Private Downey hatte einen durchsichtigen Plastikmüllsack dabei. Er verbrachte die nächsten Minuten damit, in jedem Winkel des Busses nach versteckten Bomben oder Waffen zu suchen. Er kannte sich offensichtlich in einem Tourbus aus, denn er entdeckte jedes einzelne versteckte Fach oder Lager. Alles, was er fand und was ihm schon vom Anblick her nicht gefiel, landete im Plastikmüllsack. Die ursprüngliche Double-Fantasy-Band hatte etliche Sachen versteckt, die für die Veranstaltung ungeeignet waren. Als Private Downey seine Suche abschloss, enthielt sein Müllsack drei verschiedene Sorten Partydrogen, zwei Dildos, eine Wasserpfeife, einen Analstöpsel und eine Analkugelkette.

»Sie wissen aber wirklich, wie man sich eine schöne Zeit macht, wie?«, sagte er an Elvis und Jasmine gewandt, während er sich ein abschließendes Mal im hinteren Teil des Busses umsah.

»Nichts von dem Zeug gehört uns«, sagte Jasmine.
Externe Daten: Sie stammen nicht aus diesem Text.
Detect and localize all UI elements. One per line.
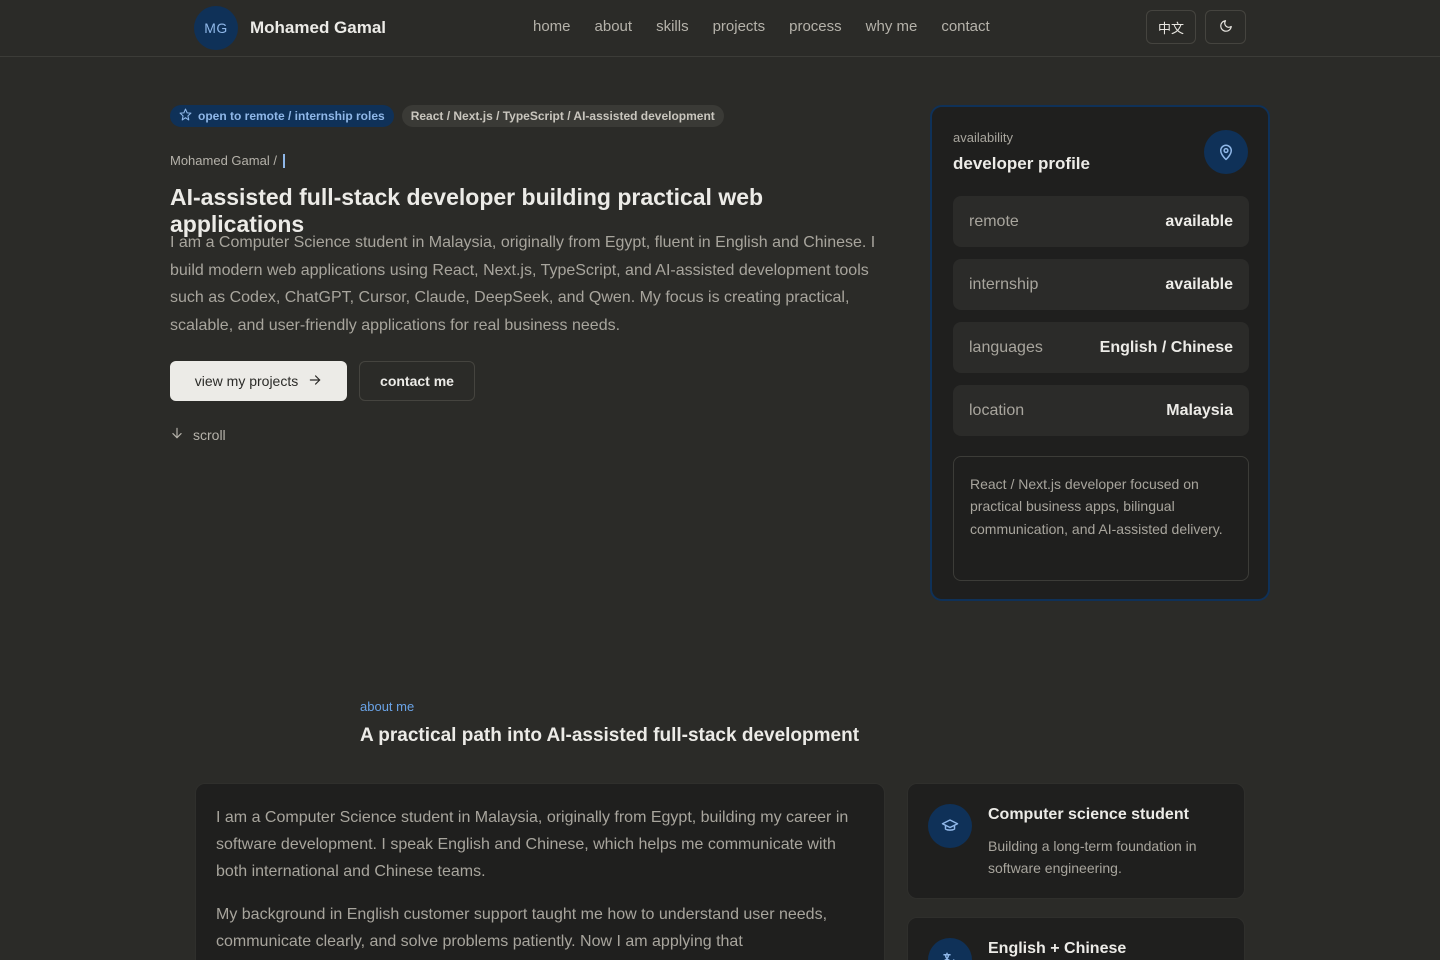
feature-card-cs-student: Computer science student Building a long… — [907, 783, 1245, 899]
profile-row-location: location Malaysia — [953, 385, 1249, 436]
theme-toggle-button[interactable] — [1205, 10, 1246, 44]
about-kicker: about me — [360, 699, 415, 714]
feature-title: Computer science student — [988, 806, 1189, 823]
hero-badges: open to remote / internship roles React … — [170, 105, 724, 127]
moon-icon — [1219, 19, 1233, 36]
nav-home[interactable]: home — [533, 18, 571, 35]
map-pin-icon — [1204, 130, 1248, 174]
row-value: Malaysia — [1166, 401, 1233, 419]
arrow-down-icon — [170, 426, 184, 443]
about-paragraph: My background in English customer suppor… — [216, 906, 828, 950]
arrow-right-icon — [308, 373, 322, 390]
row-value: available — [1165, 212, 1233, 230]
feature-title: English + Chinese — [988, 940, 1127, 957]
profile-title: developer profile — [953, 154, 1090, 173]
hero-description: I am a Computer Science student in Malay… — [170, 234, 876, 334]
profile-row-internship: internship available — [953, 259, 1249, 310]
row-label: location — [969, 401, 1025, 419]
feature-description: Building a long-term foundation in softw… — [988, 838, 1197, 876]
breadcrumb-text: Mohamed Gamal / — [170, 153, 277, 168]
nav-contact[interactable]: contact — [941, 18, 989, 35]
translate-icon — [928, 938, 972, 960]
main-nav: home about skills projects process why m… — [533, 18, 990, 35]
typing-cursor — [282, 153, 285, 168]
about-text-card: I am a Computer Science student in Malay… — [195, 783, 885, 960]
availability-badge: open to remote / internship roles — [170, 105, 394, 127]
site-header: MG Mohamed Gamal home about skills proje… — [0, 0, 1440, 57]
developer-profile-card: availability developer profile remote av… — [930, 105, 1270, 601]
nav-why-me[interactable]: why me — [866, 18, 918, 35]
view-projects-button[interactable]: view my projects — [170, 361, 347, 401]
about-paragraph: I am a Computer Science student in Malay… — [216, 809, 849, 880]
tech-stack-badge: React / Next.js / TypeScript / AI-assist… — [401, 105, 724, 127]
availability-badge-label: open to remote / internship roles — [198, 109, 385, 123]
breadcrumb: Mohamed Gamal / — [170, 153, 285, 168]
row-label: languages — [969, 338, 1043, 356]
profile-row-languages: languages English / Chinese — [953, 322, 1249, 373]
avatar: MG — [194, 6, 238, 50]
row-label: remote — [969, 212, 1019, 230]
nav-process[interactable]: process — [789, 18, 842, 35]
row-value: available — [1165, 275, 1233, 293]
star-icon — [179, 108, 192, 124]
contact-me-button[interactable]: contact me — [359, 361, 475, 401]
scroll-label: scroll — [193, 426, 226, 443]
row-value: English / Chinese — [1099, 338, 1233, 356]
brand-name: Mohamed Gamal — [250, 18, 387, 37]
graduation-cap-icon — [928, 804, 972, 848]
brand[interactable]: MG Mohamed Gamal — [194, 6, 386, 50]
view-projects-label: view my projects — [194, 373, 299, 389]
scroll-indicator[interactable]: scroll — [170, 426, 226, 443]
about-title: A practical path into AI-assisted full-s… — [360, 725, 860, 746]
nav-skills[interactable]: skills — [656, 18, 689, 35]
feature-card-languages: English + Chinese — [907, 917, 1245, 960]
row-label: internship — [969, 275, 1039, 293]
profile-kicker: availability — [953, 130, 1013, 145]
profile-note: React / Next.js developer focused on pra… — [953, 456, 1249, 581]
nav-about[interactable]: about — [595, 18, 633, 35]
language-toggle-button[interactable]: 中文 — [1146, 10, 1196, 44]
nav-projects[interactable]: projects — [713, 18, 766, 35]
profile-row-remote: remote available — [953, 196, 1249, 247]
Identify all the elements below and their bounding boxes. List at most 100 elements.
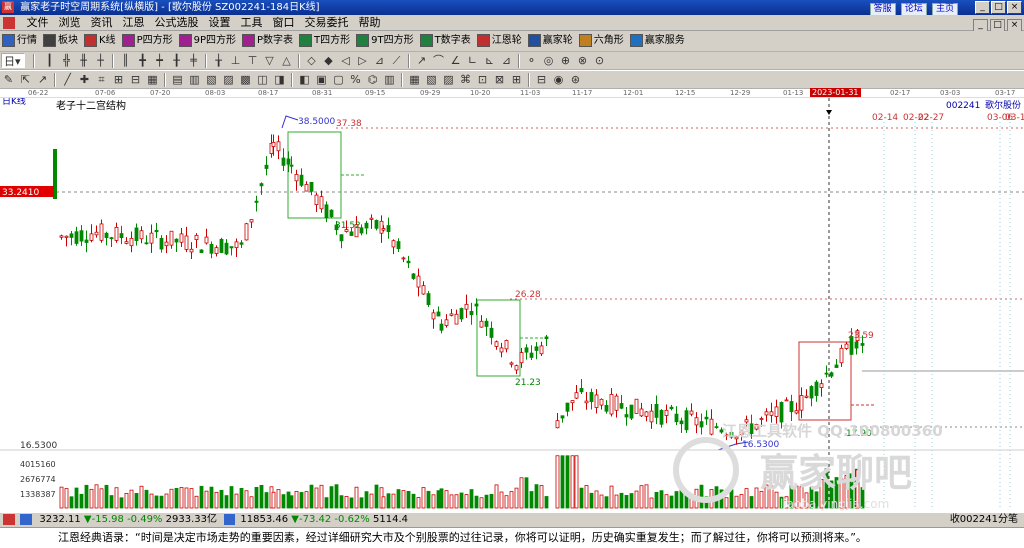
toolbar-button-6[interactable]: T四方形 xyxy=(297,31,354,51)
draw-tool-icon[interactable]: ⊛ xyxy=(568,72,583,87)
volume-bar xyxy=(299,492,304,509)
draw-tool-icon[interactable]: ⌒ xyxy=(431,53,446,68)
menu-window[interactable]: 窗口 xyxy=(268,15,300,31)
draw-tool-icon[interactable]: ◇ xyxy=(304,53,319,68)
draw-tool-icon[interactable]: ◨ xyxy=(272,72,287,87)
draw-tool-icon[interactable]: ▣ xyxy=(314,72,329,87)
toolbar-button-1[interactable]: 板块 xyxy=(41,31,82,51)
menu-info[interactable]: 资讯 xyxy=(86,15,118,31)
draw-tool-icon[interactable]: ⊥ xyxy=(228,53,243,68)
draw-tool-icon[interactable]: ▢ xyxy=(331,72,346,87)
draw-tool-icon[interactable]: ⊗ xyxy=(575,53,590,68)
draw-tool-icon[interactable]: ▥ xyxy=(382,72,397,87)
volume-bar xyxy=(89,488,94,509)
toolbar-button-11[interactable]: 六角形 xyxy=(577,31,628,51)
draw-tool-icon[interactable]: ⊡ xyxy=(475,72,490,87)
toolbar-button-8[interactable]: T数字表 xyxy=(418,31,475,51)
draw-tool-icon[interactable]: ⟋ xyxy=(389,53,404,68)
draw-tool-icon[interactable]: ⊠ xyxy=(492,72,507,87)
draw-tool-icon[interactable]: ▽ xyxy=(262,53,277,68)
draw-tool-icon[interactable]: ▦ xyxy=(145,72,160,87)
draw-tool-icon[interactable]: ◧ xyxy=(297,72,312,87)
draw-tool-icon[interactable]: ┿ xyxy=(152,53,167,68)
draw-tool-icon[interactable]: ▦ xyxy=(407,72,422,87)
menu-file[interactable]: 文件 xyxy=(22,15,54,31)
draw-tool-icon[interactable]: % xyxy=(348,72,363,87)
draw-tool-icon[interactable]: ╱ xyxy=(60,72,75,87)
draw-tool-icon[interactable]: ⊾ xyxy=(482,53,497,68)
draw-tool-icon[interactable]: ▧ xyxy=(204,72,219,87)
draw-tool-icon[interactable]: ◎ xyxy=(541,53,556,68)
draw-tool-icon[interactable]: ✎ xyxy=(1,72,16,87)
draw-tool-icon[interactable]: ▥ xyxy=(187,72,202,87)
draw-tool-icon[interactable]: ╬ xyxy=(59,53,74,68)
draw-tool-icon[interactable]: ◆ xyxy=(321,53,336,68)
toolbar-button-4[interactable]: 9P四方形 xyxy=(177,31,240,51)
tick-detail-label[interactable]: 收002241分笔 xyxy=(950,513,1018,527)
menu-trade[interactable]: 交易委托 xyxy=(300,15,354,31)
draw-tool-icon[interactable]: ║ xyxy=(118,53,133,68)
draw-tool-icon[interactable]: ◁ xyxy=(338,53,353,68)
draw-tool-icon[interactable]: ↗ xyxy=(35,72,50,87)
draw-tool-icon[interactable]: ╁ xyxy=(211,53,226,68)
toolbar-button-2[interactable]: K线 xyxy=(82,31,120,51)
maximize-button[interactable]: □ xyxy=(991,1,1006,14)
period-select[interactable]: 日▾ xyxy=(1,53,25,68)
draw-tool-icon[interactable]: ∠ xyxy=(448,53,463,68)
menu-tools[interactable]: 工具 xyxy=(236,15,268,31)
draw-tool-icon[interactable]: ✚ xyxy=(77,72,92,87)
kline-chart[interactable]: 日K线 老子十二宫结构 002241 歌尔股份 33.2410 16.5300 401516… xyxy=(0,98,1024,511)
draw-tool-icon[interactable]: ⌘ xyxy=(458,72,473,87)
draw-tool-icon[interactable]: ⊞ xyxy=(111,72,126,87)
draw-tool-icon[interactable]: ╂ xyxy=(169,53,184,68)
candle-body xyxy=(396,241,401,250)
draw-tool-icon[interactable]: ▧ xyxy=(424,72,439,87)
draw-tool-icon[interactable]: ┃ xyxy=(42,53,57,68)
toolbar-button-3[interactable]: P四方形 xyxy=(120,31,177,51)
draw-tool-icon[interactable]: ⊞ xyxy=(509,72,524,87)
draw-tool-icon[interactable]: ⚬ xyxy=(524,53,539,68)
draw-tool-icon[interactable]: ⊙ xyxy=(592,53,607,68)
draw-tool-icon[interactable]: ▨ xyxy=(221,72,236,87)
candle-body xyxy=(109,237,114,240)
draw-tool-icon[interactable]: ⊿ xyxy=(372,53,387,68)
toolbar-button-0[interactable]: 行情 xyxy=(0,31,41,51)
volume-bar xyxy=(534,484,539,509)
draw-tool-icon[interactable]: ╫ xyxy=(76,53,91,68)
menu-settings[interactable]: 设置 xyxy=(204,15,236,31)
draw-tool-icon[interactable]: ↗ xyxy=(414,53,429,68)
draw-tool-icon[interactable]: ⊤ xyxy=(245,53,260,68)
draw-tool-icon[interactable]: ∟ xyxy=(465,53,480,68)
draw-tool-icon[interactable]: ◫ xyxy=(255,72,270,87)
draw-tool-icon[interactable]: ╋ xyxy=(135,53,150,68)
menu-formula[interactable]: 公式选股 xyxy=(150,15,204,31)
candle-body xyxy=(421,285,426,295)
toolbar-button-9[interactable]: 江恩轮 xyxy=(475,31,526,51)
draw-tool-icon[interactable]: ▤ xyxy=(170,72,185,87)
toolbar-button-5[interactable]: P数字表 xyxy=(240,31,297,51)
minimize-button[interactable]: _ xyxy=(975,1,990,14)
draw-tool-icon[interactable]: △ xyxy=(279,53,294,68)
menu-browse[interactable]: 浏览 xyxy=(54,15,86,31)
draw-tool-icon[interactable]: ◉ xyxy=(551,72,566,87)
toolbar-button-7[interactable]: 9T四方形 xyxy=(354,31,417,51)
draw-tool-icon[interactable]: ⌬ xyxy=(365,72,380,87)
draw-tool-icon[interactable]: ▷ xyxy=(355,53,370,68)
toolbar-button-10[interactable]: 赢家轮 xyxy=(526,31,577,51)
toolbar-button-label: P数字表 xyxy=(257,35,294,46)
menu-gann[interactable]: 江恩 xyxy=(118,15,150,31)
draw-tool-icon[interactable]: ⊟ xyxy=(534,72,549,87)
draw-tool-icon[interactable]: ▩ xyxy=(238,72,253,87)
draw-tool-icon[interactable]: ⊿ xyxy=(499,53,514,68)
draw-tool-icon[interactable]: ▨ xyxy=(441,72,456,87)
draw-tool-icon[interactable]: ╪ xyxy=(186,53,201,68)
draw-tool-icon[interactable]: ⊟ xyxy=(128,72,143,87)
menu-help[interactable]: 帮助 xyxy=(354,15,386,31)
draw-tool-icon[interactable]: ⌗ xyxy=(94,72,109,87)
close-button[interactable]: × xyxy=(1007,1,1022,14)
draw-tool-icon[interactable]: ┼ xyxy=(93,53,108,68)
candle-body xyxy=(560,415,565,419)
draw-tool-icon[interactable]: ⊕ xyxy=(558,53,573,68)
draw-tool-icon[interactable]: ⇱ xyxy=(18,72,33,87)
toolbar-button-12[interactable]: 赢家服务 xyxy=(628,31,689,51)
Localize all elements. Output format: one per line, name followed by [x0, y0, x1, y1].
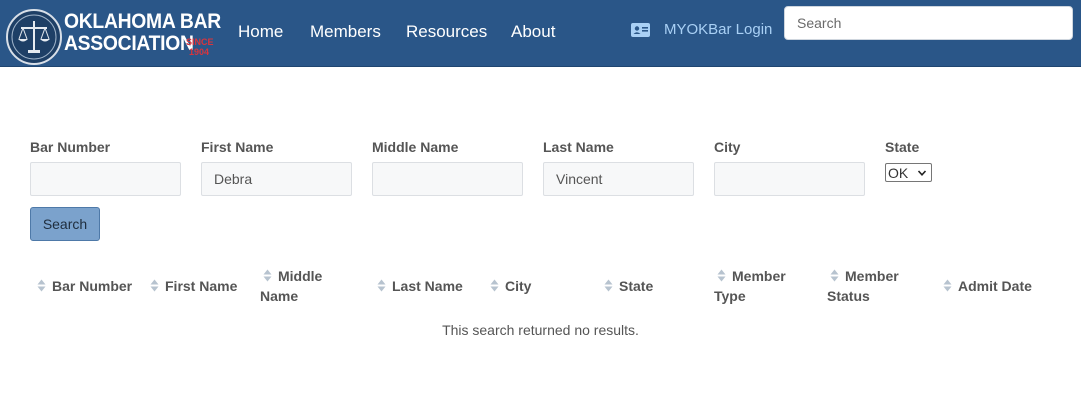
- city-label: City: [714, 139, 741, 155]
- search-button[interactable]: Search: [30, 207, 100, 241]
- first-name-input[interactable]: [201, 162, 352, 196]
- bar-number-field: Bar Number: [30, 139, 181, 196]
- middle-name-field: Middle Name: [372, 139, 523, 196]
- sort-icon: [604, 279, 613, 292]
- last-name-field: Last Name: [543, 139, 694, 196]
- scales-of-justice-icon: [6, 9, 62, 65]
- column-label: Member Status: [827, 268, 899, 304]
- sort-icon: [943, 279, 952, 292]
- first-name-label: First Name: [201, 139, 274, 155]
- sort-icon: [490, 279, 499, 292]
- sort-icon: [377, 279, 386, 292]
- no-results-message: This search returned no results.: [442, 322, 639, 338]
- city-field: City: [714, 139, 865, 196]
- column-label: Middle Name: [260, 268, 323, 304]
- nav-members[interactable]: Members: [310, 22, 381, 42]
- column-label: Admit Date: [958, 278, 1032, 294]
- site-header: OKLAHOMA BAR ASSOCIATION SINCE 1904 Home…: [0, 0, 1081, 67]
- column-label: Last Name: [392, 278, 463, 294]
- bar-number-label: Bar Number: [30, 139, 111, 155]
- login-label: MYOKBar Login: [664, 21, 773, 38]
- middle-name-label: Middle Name: [372, 139, 459, 155]
- state-selected-value: OK: [888, 164, 909, 181]
- myokbar-login-link[interactable]: MYOKBar Login: [631, 20, 772, 40]
- id-card-icon: [631, 23, 650, 37]
- column-label: City: [505, 278, 532, 294]
- oba-logo[interactable]: OKLAHOMA BAR ASSOCIATION SINCE 1904: [6, 7, 221, 65]
- chevron-down-icon: [917, 169, 927, 176]
- nav-about[interactable]: About: [511, 22, 555, 42]
- state-field: State OK: [885, 139, 932, 182]
- middle-name-input[interactable]: [372, 162, 523, 196]
- nav-home[interactable]: Home: [238, 22, 283, 42]
- state-label: State: [885, 139, 920, 155]
- state-select[interactable]: OK: [885, 163, 932, 182]
- last-name-input[interactable]: [543, 162, 694, 196]
- column-label: Member Type: [714, 268, 786, 304]
- column-label: State: [619, 278, 654, 294]
- first-name-field: First Name: [201, 139, 352, 196]
- logo-since-1904: SINCE 1904: [186, 37, 214, 57]
- nav-resources[interactable]: Resources: [406, 22, 487, 42]
- column-label: First Name: [165, 278, 238, 294]
- last-name-label: Last Name: [543, 139, 614, 155]
- site-search-input[interactable]: [784, 6, 1073, 40]
- column-label: Bar Number: [52, 278, 133, 294]
- sort-icon: [150, 279, 159, 292]
- bar-number-input[interactable]: [30, 162, 181, 196]
- sort-icon: [37, 279, 46, 292]
- city-input[interactable]: [714, 162, 865, 196]
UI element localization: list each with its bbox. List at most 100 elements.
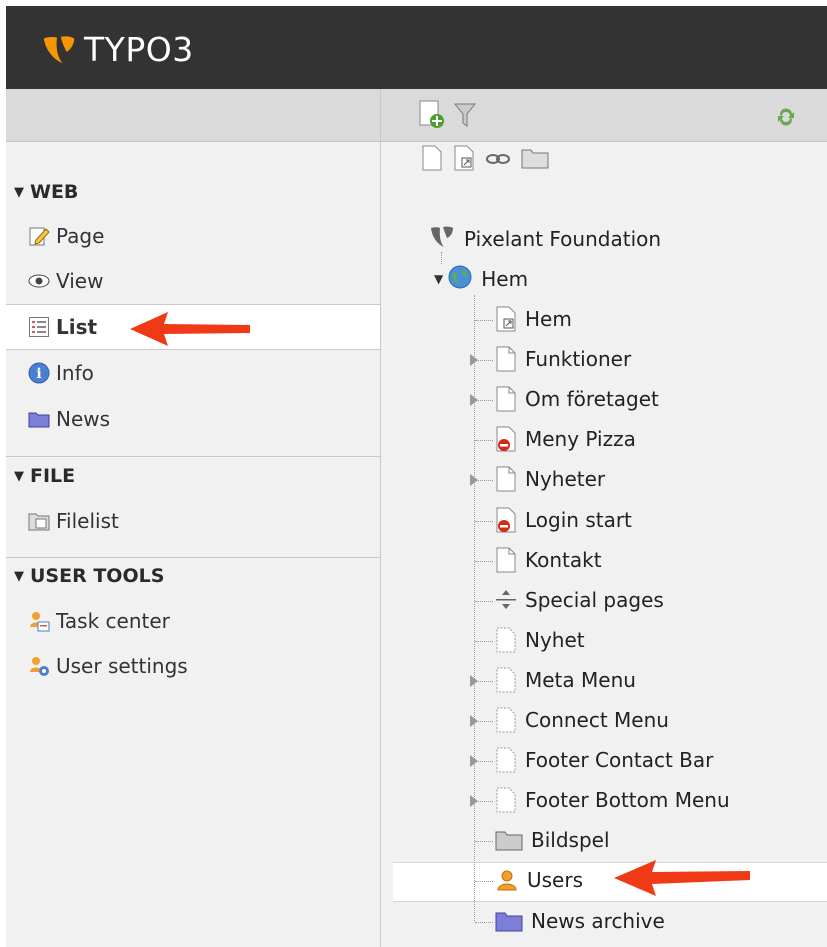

»Wem dann?«, wollte Downey wissen.

»Oh, es gehört alles …«

Elvis stieß Jasmine mit dem Ellbogen an und bat in Gedanken inständig, sie möge nicht verraten, dass sie den Tourbus der echten Band gestohlen hatten.

Downey musterte beide argwöhnisch. »Gehört wem

Jasmine musste schnell reagieren. »Es gehört alles dem Fahrer«, sagte sie. »Er ist der Perverse hier.«

Private Downey blickte zu Rex hinüber und sah dann wieder die Tüte voller Sexspielzeug und Drogen an. Offensichtlich stellte er sich vor, wie Rex die Gegenstände in der Tüte einsetzte, denn er zuckte erkennbar zusammen.

»Na gut«, sagte er. »Benutzt er diese ganzen Sachen für sich selbst?«

Jasmine nickte. »Ich denke, er hat noch eine Analkugelkette.«

»Wo?«

»Wo denken Sie?«

Private Downey verzog das Gesicht wie jemand, der gerade einen Mund voll saure Milch getrunken hatte. »Uuuh, er kann sie behalten.«

Private Downey verließ den Bus und achtete dabei auf sichere Distanz zu Rex. Er schloss die Tür hinter sich und gab ihnen mit einem Wink zu verstehen, dass sie weiterfahren sollten. Seinen Kameraden signalisierte er, dass der Bus okay war. Rex schaltete erneut ein paarmal die Scheibenwischer ein, ehe er sich endlich zurechtfand und die Handbremse löste, damit es weitergehen konnte. Der Tourbus fuhr durchs Tor auf das Grundstück. Joey prüfte im Außenspiegel, ob Private Downey sie nach wie vor im Auge hatte, aber Downey war zu einem weiteren Bus gegangen, der hinter vier Limousinen in der Schlange stand. Das war der Bus, auf den er gewartet hatte. Der Wagen von Gold Star Catering.